Lowell's imaginative scenario, in turn, inspired English novelist H.G. Wells to write The War of the Worlds, a dramatic account of an invasion of Earth by octopus-like Martians. In 1938 a radio drama adapted from that novel by another man named Welles--Orson, that is--panicked many Americans who believed that a real Martian invasion was under way.

Even after the mighty 200-in. Mount Palomar telescope focused on Mars and found no evidence at all of networks of canals or other manifestations of intelligent life, the fascination continued, fueled by books, grade-B movies and TV sitcoms--all involving encounters with Red Planet denizens of various sizes, shapes and consistencies.

Mariner 9, placed in low orbit around Mars in 1971, cast a temporary pall on the fantasies when it transmitted pictures showing a desolate, crater-pocked landscape with no cities, bridges or other signs of intelligent life.

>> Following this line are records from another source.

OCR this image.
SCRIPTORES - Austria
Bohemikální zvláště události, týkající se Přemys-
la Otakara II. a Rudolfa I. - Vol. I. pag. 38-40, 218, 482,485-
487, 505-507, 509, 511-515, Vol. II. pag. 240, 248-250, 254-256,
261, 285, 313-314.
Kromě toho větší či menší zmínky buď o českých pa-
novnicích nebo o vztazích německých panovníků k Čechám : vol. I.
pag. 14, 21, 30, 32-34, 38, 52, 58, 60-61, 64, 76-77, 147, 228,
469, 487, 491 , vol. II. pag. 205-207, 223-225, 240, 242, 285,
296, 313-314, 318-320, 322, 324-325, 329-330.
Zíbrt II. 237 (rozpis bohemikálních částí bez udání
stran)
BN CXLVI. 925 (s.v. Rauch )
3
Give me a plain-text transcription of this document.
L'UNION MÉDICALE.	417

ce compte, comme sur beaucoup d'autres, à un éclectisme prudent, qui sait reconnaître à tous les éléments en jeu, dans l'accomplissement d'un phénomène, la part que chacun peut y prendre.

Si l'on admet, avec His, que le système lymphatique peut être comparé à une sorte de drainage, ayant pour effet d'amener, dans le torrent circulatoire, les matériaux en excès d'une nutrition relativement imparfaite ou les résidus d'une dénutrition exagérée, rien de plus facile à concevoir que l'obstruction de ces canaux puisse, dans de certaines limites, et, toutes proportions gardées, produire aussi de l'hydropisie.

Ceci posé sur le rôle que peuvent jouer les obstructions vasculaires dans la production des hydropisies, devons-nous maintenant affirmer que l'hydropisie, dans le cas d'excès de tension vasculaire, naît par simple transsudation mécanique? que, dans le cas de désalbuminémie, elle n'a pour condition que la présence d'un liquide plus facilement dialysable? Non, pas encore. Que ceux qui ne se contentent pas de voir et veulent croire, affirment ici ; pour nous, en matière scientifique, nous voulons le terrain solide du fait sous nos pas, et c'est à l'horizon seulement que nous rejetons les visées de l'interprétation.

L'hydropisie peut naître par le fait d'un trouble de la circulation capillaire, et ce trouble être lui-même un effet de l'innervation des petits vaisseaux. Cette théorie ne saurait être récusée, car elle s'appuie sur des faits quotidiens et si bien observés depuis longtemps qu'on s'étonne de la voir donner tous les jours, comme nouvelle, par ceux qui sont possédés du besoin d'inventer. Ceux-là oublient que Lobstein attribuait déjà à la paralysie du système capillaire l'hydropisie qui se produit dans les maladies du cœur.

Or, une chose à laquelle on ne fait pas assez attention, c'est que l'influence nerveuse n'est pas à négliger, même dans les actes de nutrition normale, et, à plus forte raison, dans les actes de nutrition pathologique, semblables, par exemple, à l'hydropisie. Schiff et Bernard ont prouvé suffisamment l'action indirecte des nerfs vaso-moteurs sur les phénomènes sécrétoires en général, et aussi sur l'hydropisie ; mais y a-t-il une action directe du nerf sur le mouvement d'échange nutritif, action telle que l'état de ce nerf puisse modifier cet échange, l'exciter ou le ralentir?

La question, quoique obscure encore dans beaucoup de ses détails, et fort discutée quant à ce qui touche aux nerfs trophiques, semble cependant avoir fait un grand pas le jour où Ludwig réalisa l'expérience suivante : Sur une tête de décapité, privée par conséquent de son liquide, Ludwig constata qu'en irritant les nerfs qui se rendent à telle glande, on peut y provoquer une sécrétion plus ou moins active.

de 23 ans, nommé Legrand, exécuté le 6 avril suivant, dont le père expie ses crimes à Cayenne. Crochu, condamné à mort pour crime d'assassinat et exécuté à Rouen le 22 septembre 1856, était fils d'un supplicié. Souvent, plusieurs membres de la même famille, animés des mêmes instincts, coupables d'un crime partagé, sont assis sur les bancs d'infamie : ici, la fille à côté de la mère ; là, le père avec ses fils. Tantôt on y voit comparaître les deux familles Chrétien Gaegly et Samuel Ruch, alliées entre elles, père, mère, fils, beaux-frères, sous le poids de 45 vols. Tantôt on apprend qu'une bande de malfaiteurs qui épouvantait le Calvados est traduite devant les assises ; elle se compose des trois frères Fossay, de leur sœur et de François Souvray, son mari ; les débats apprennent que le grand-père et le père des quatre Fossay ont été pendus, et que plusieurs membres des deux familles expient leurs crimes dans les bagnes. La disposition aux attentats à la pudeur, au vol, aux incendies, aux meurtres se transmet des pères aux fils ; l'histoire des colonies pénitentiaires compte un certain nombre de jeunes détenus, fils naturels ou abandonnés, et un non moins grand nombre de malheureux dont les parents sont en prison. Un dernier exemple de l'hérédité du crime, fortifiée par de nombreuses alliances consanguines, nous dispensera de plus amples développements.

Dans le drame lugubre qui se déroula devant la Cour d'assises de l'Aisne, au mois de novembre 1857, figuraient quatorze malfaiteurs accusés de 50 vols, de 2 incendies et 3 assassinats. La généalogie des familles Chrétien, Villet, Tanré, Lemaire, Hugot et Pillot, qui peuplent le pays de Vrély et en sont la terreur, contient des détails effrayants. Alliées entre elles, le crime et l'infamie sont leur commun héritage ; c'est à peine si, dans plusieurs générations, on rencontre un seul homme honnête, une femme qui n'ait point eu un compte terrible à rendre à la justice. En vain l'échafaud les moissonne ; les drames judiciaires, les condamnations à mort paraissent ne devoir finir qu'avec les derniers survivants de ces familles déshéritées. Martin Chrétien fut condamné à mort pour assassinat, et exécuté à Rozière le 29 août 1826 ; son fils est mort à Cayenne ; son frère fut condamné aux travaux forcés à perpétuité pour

But among the craters, canyons and volcanoes, Mariner discerned dry, meandering riverbeds and deltas, unmistakable evidence that water had once flowed freely on the surface in a warm, hospitable climate.

Could life have evolved during this balmy era? It was in part to answer that question that the Viking 1 and 2 spacecraft, each consisting of an orbiter and lander, reached Mars in 1976. Scooping up and analyzing Martian soil in an onboard chemistry lab, the landers found no signs of life, past or present. Still, says Stanford's Zare, the failure in no way ruled out the possibility of existing Martian life. Since Mars lacks an ozone layer, he explains, solar ultraviolet light "will sterilize and break up any type of organics that might be on the surface." For that reason, he says, when NASA gets to Mars again, "it should not just creep around the surface, but look deeper down."

Despite Viking's inability to find life, its orbiter seemed determined to keep the mystery of Mars alive. Among the images it sent back was an overview of a large surface feature resembling a human face. That stirred a frenzy among alien-life enthusiasts, eccentrics and mystics, who were soon insisting that the face--as well as another nearby formation that they described as a ruined city--were the works of an advanced but now extinct civilization.

That myth persists despite Administrator Goldin's admonition last week. "I want everyone to understand that we are not talking about little green men," he stressed. "There is no evidence or suggestion that any higher life-form ever existed on Mars." Undaunted, tabloid editors promptly produced a flurry of new fantasy headlines and stories about aliens, some accompanied by pictures of the so-called Martian face.